Samuel Cohen

  • During the cold war and over the course of many U.S. administrations, the neutron bomb--a weapon produced but never used--sparked highly charged debates. Politicians, scientists and others argued over the implications of a nuclear weapon meant to kill while inflicting limited structural damage.

    Physicist Samuel Cohen, who died Nov. 28 at 89, repeatedly defended the controversial warhead he designed in the 1950s. "It's the most sane and moral weapon ever devised," he told the New York Times toward the end of his life. "It's the only nuclear weapon in history that makes sense in waging war. When the war is over, the world is still intact."
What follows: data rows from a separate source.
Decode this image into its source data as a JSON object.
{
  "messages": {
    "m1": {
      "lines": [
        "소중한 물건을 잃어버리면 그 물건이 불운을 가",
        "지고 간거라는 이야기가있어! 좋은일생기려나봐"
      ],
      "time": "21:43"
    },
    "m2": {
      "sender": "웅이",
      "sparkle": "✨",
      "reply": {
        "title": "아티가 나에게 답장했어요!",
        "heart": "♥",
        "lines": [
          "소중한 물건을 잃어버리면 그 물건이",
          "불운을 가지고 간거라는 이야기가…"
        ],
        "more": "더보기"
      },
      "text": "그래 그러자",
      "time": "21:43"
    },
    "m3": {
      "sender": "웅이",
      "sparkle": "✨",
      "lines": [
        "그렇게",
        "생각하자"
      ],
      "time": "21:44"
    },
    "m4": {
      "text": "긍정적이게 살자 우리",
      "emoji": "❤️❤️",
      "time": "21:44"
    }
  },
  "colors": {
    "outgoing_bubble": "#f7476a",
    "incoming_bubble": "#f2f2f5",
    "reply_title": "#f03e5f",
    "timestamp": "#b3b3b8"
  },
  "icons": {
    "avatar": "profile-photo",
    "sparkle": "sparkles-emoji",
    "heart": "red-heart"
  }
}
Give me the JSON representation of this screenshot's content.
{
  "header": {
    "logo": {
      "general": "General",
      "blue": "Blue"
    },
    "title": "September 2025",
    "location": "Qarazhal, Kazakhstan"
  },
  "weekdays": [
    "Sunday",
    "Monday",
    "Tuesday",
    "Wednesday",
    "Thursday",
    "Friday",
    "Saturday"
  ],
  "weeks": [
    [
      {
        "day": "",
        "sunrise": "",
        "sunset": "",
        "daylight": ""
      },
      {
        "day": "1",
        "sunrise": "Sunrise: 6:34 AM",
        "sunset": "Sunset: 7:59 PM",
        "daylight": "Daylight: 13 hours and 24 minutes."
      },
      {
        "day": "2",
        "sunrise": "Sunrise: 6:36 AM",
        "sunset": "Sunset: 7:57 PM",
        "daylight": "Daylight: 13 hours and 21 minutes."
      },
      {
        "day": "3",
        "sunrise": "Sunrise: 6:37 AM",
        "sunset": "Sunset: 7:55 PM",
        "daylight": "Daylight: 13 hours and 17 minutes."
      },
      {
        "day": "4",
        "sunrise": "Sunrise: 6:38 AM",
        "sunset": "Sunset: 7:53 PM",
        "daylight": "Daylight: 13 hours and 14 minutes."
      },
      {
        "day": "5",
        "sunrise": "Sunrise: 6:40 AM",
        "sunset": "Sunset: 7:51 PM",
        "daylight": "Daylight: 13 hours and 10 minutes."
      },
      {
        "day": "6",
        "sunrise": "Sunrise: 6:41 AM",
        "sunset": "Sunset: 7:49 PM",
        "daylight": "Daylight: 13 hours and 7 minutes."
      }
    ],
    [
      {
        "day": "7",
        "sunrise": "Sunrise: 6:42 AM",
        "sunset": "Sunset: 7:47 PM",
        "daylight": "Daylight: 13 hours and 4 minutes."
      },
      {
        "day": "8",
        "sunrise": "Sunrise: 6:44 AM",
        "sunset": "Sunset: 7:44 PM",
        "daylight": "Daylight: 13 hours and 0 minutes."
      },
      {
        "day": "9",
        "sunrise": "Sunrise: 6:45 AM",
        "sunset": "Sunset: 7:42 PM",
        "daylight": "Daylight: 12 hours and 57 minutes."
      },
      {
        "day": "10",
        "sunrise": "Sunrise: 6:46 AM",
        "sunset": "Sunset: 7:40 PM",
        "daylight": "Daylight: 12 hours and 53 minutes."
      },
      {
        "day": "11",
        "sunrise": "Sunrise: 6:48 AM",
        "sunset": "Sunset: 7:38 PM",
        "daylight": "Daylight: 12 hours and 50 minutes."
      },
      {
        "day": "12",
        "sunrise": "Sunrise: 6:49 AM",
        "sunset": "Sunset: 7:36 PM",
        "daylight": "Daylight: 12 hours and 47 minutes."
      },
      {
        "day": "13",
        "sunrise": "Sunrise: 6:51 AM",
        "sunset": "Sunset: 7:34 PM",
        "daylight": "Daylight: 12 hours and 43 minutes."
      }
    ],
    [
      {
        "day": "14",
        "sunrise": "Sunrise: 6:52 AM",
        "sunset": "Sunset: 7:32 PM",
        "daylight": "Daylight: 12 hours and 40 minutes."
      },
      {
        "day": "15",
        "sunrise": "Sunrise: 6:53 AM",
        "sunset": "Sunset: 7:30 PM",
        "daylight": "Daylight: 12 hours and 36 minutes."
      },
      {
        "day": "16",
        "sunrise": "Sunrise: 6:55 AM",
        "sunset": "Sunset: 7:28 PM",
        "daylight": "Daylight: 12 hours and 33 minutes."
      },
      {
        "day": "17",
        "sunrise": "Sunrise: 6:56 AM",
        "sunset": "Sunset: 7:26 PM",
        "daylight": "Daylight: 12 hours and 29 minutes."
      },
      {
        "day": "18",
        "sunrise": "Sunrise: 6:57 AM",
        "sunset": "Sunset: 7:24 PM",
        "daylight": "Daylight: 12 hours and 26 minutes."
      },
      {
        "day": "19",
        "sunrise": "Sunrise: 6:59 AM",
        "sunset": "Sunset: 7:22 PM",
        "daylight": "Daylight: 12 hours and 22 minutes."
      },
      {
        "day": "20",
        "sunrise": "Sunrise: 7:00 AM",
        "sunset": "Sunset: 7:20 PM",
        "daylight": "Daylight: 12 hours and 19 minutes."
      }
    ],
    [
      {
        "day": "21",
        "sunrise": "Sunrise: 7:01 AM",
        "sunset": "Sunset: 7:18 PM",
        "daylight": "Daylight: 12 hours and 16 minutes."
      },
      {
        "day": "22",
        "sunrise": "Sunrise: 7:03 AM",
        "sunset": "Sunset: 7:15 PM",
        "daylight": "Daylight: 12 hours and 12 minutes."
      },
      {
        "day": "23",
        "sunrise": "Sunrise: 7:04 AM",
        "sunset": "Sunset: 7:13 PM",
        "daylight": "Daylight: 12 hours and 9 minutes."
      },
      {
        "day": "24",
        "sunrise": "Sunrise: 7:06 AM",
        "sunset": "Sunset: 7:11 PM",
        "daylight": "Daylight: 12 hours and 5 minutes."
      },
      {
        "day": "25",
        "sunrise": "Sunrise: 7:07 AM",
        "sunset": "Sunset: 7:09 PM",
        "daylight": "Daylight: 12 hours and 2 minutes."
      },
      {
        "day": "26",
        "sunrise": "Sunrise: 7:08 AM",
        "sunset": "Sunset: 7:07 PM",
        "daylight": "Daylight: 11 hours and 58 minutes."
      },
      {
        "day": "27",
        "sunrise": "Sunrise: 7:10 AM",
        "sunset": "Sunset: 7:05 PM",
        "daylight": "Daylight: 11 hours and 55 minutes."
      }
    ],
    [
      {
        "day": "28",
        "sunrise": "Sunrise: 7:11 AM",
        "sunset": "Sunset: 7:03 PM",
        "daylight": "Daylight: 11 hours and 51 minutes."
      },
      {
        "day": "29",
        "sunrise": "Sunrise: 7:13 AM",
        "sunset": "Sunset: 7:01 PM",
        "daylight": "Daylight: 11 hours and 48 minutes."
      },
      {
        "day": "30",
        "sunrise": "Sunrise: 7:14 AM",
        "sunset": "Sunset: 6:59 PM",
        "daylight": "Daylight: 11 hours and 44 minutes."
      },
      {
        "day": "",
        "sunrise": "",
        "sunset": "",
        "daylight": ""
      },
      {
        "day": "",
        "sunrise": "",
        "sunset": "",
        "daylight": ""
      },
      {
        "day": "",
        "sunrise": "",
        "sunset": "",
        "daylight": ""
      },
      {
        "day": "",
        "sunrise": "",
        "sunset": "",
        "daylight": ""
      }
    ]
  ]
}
    In contrast to a regular hydrogen bomb, this enhanced-radiation warhead was constructed to release many more neutrons, subatomic particles that would kill living organisms (including troops in armored tanks) while not destroying building and other inanimate objects that lie outside the smaller zone hit by the bomb's reduced blast and heat effects. Meanwhile, the radiation from the neutron bomb would soon dissipate, allowing the area to be reinhabited not long after an attack without risk of contamination.

    Cohen, who worked on the Manhattan Project before joining the Rand Corp., argued that the neutron bomb was better for civilians. But in former Soviet Premier Nikita Khrushchev's words, it was intended "to kill a man in such a way that his suit will not be stained with blood, in order to appropriate the suit."

    While some decried the bomb as the "ultimate capitalist weapon"--harming people rather than property--others opposed it because of the very sensibility Cohen championed. These critics believed that a purposely limited nuclear weapon could all too realistically clear the way for further--and even more intense--nuclear warfare.